SAO PAULO, April 20 (Reuters) – Shareholders in Sete Brasil Participações SA voted on Wednesday to allow the ailing rig lessor to seek bankruptcy protection after efforts to secure a long-term contract with state-controlled oil producer Petróleo Brasileiro SA failed.
Petrobras, as Sete Brasil’s sole client is known, confirmed the decision through a spokesperson. A source familiar with the decision told Reuters that partners holding more than 90 percent of Sete Brasil approved the plan, without detailing a timetable or a strategy to do so.
The approval of the creditor protection plan was possible after pension fund Petros, which has 18 percent of Sete Brasil, agreed to back the plan after opposing it for months, said the source, who requested anonymity to speak freely about the issue. Support from a minimum 85 percent of Sete Brasil’s 12 partners were necessary to pass the plan.
The fate of Sete Brasil, which was created in 2008 to manage the world’s biggest deepwater drilling fleet, hinged on Petrobras’ willingness to sign a long-term rent contract. Sete Brasil’s pursuit of an in-court reorganization could force Petrobras to compensate shareholders, creditors and suppliers of the rig lessor for refusing to sign the contract, lawyers have said.
A collapse of Sete Brasil would be devastating not only for the investors that backed the project, but for dozens of shipbuilders supplying the company.

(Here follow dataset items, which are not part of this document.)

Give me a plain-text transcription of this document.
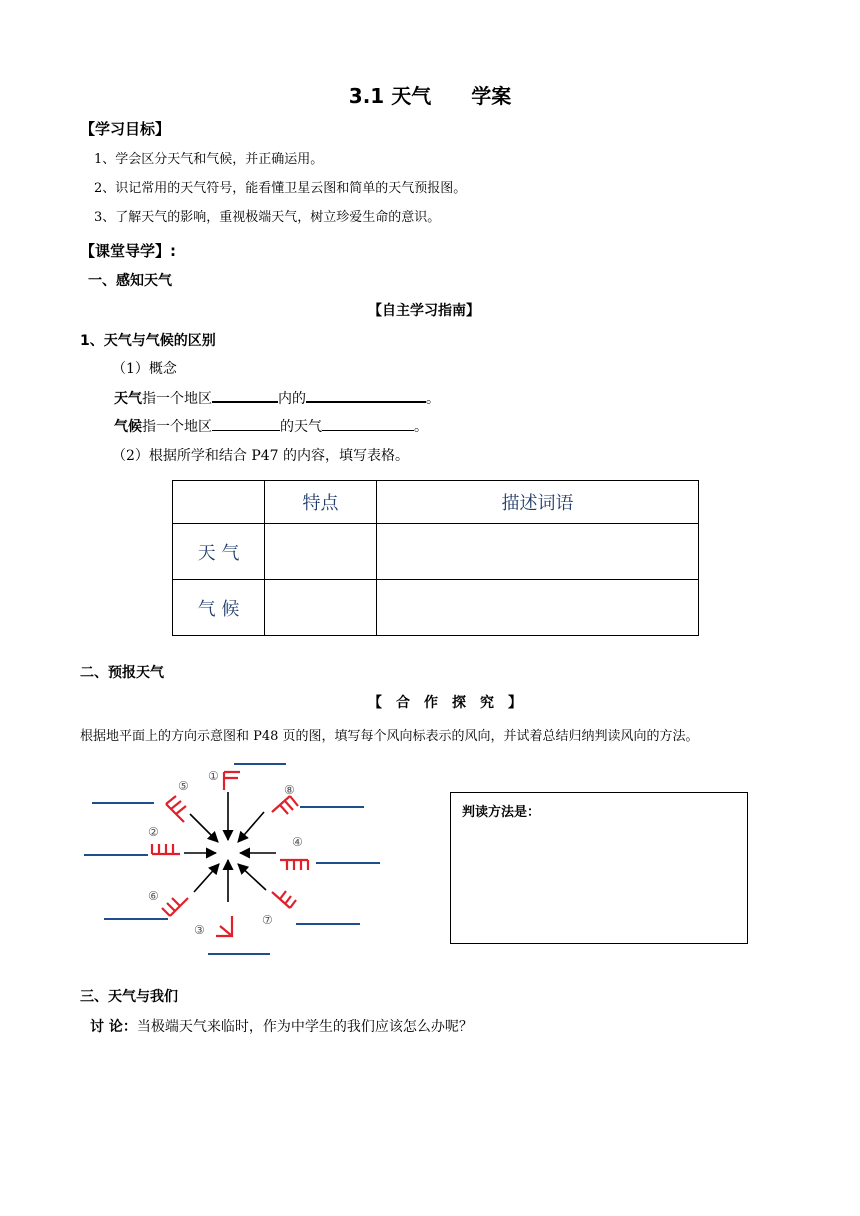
3.1 天气　　学案
【学习目标】
1、学会区分天气和气候，并正确运用。
2、识记常用的天气符号，能看懂卫星云图和简单的天气预报图。
3、了解天气的影响，重视极端天气，树立珍爱生命的意识。
【课堂导学】:
一、感知天气
【自主学习指南】
1、天气与气候的区别
（1）概念
天气指一个地区	内的	。
气候指一个地区	的天气	。
（2）根据所学和结合 P47 的内容，填写表格。
	特点	描述词语
天 气		
气 候		
二、预报天气
【　合　作　探　究　】
根据地平面上的方向示意图和 P48 页的图，填写每个风向标表示的风向，并试着总结归纳判读风向的方法。
①
②
③
④
⑤
⑥
⑦
⑧
判读方法是：
三、天气与我们
讨 论：当极端天气来临时，作为中学生的我们应该怎么办呢？
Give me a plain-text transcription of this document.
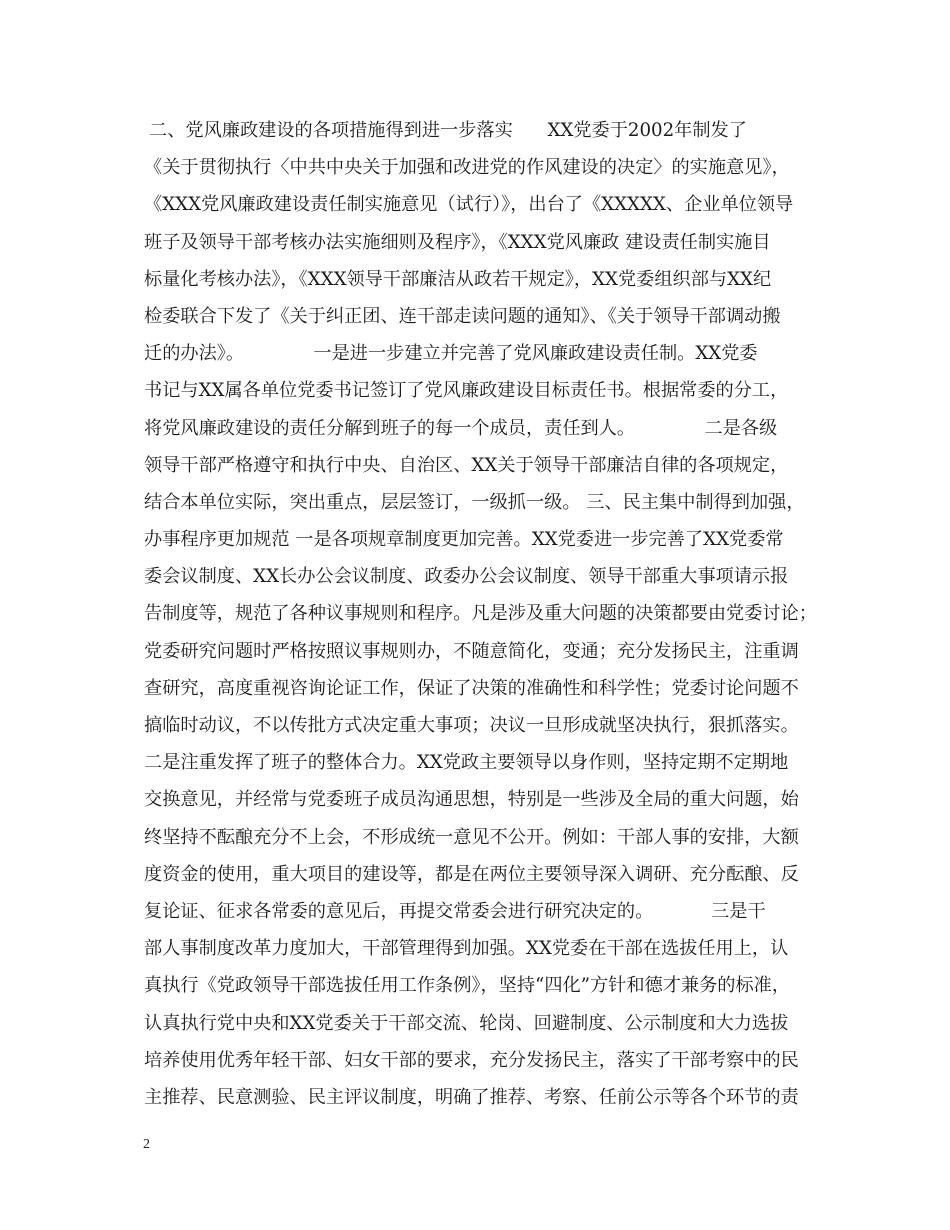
二、党风廉政建设的各项措施得到进一步落实      XX党委于2002年制发了
《关于贯彻执行〈中共中央关于加强和改进党的作风建设的决定〉的实施意见》，
《XXX党风廉政建设责任制实施意见（试行）》，出台了《XXXXX、企业单位领导
班子及领导干部考核办法实施细则及程序》，《XXX党风廉政 建设责任制实施目
标量化考核办法》，《XXX领导干部廉洁从政若干规定》，XX党委组织部与XX纪
检委联合下发了《关于纠正团、连干部走读问题的通知》、《关于领导干部调动搬
迁的办法》。            一是进一步建立并完善了党风廉政建设责任制。XX党委
书记与XX属各单位党委书记签订了党风廉政建设目标责任书。根据常委的分工，
将党风廉政建设的责任分解到班子的每一个成员，责任到人。            二是各级
领导干部严格遵守和执行中央、自治区、XX关于领导干部廉洁自律的各项规定，
结合本单位实际，突出重点，层层签订，一级抓一级。 三、民主集中制得到加强，
办事程序更加规范 一是各项规章制度更加完善。XX党委进一步完善了XX党委常
委会议制度、XX长办公会议制度、政委办公会议制度、领导干部重大事项请示报
告制度等，规范了各种议事规则和程序。凡是涉及重大问题的决策都要由党委讨论；
党委研究问题时严格按照议事规则办，不随意简化，变通；充分发扬民主，注重调
查研究，高度重视咨询论证工作，保证了决策的准确性和科学性；党委讨论问题不
搞临时动议，不以传批方式决定重大事项；决议一旦形成就坚决执行，狠抓落实。
二是注重发挥了班子的整体合力。XX党政主要领导以身作则，坚持定期不定期地
交换意见，并经常与党委班子成员沟通思想，特别是一些涉及全局的重大问题，始
终坚持不酝酿充分不上会，不形成统一意见不公开。例如：干部人事的安排，大额
度资金的使用，重大项目的建设等，都是在两位主要领导深入调研、充分酝酿、反
复论证、征求各常委的意见后，再提交常委会进行研究决定的。          三是干
部人事制度改革力度加大，干部管理得到加强。XX党委在干部在选拔任用上，认
真执行《党政领导干部选拔任用工作条例》，坚持“四化”方针和德才兼务的标准，
认真执行党中央和XX党委关于干部交流、轮岗、回避制度、公示制度和大力选拔
培养使用优秀年轻干部、妇女干部的要求，充分发扬民主，落实了干部考察中的民
主推荐、民意测验、民主评议制度，明确了推荐、考察、任前公示等各个环节的责
2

More than 800,000 local shipbuilding jobs could be lost, triggering 40 billion reais ($11.3 billion) in losses, industry estimates show.
The ballot gives management of Rio de Janeiro-based Sete Brasil power to decide when and where to file for court protection, which shareholders in the rig lessor saw as the only way to press Petrobras into signing a favorable contract. Sete Brasil declined to comment.
Petrobras Chief Executive Officer Aldemir Bendine and officials at the company’s exploration and production division remain at loggerheads over the contract, with the latter seeking a collapse of the rig leaser, the source added.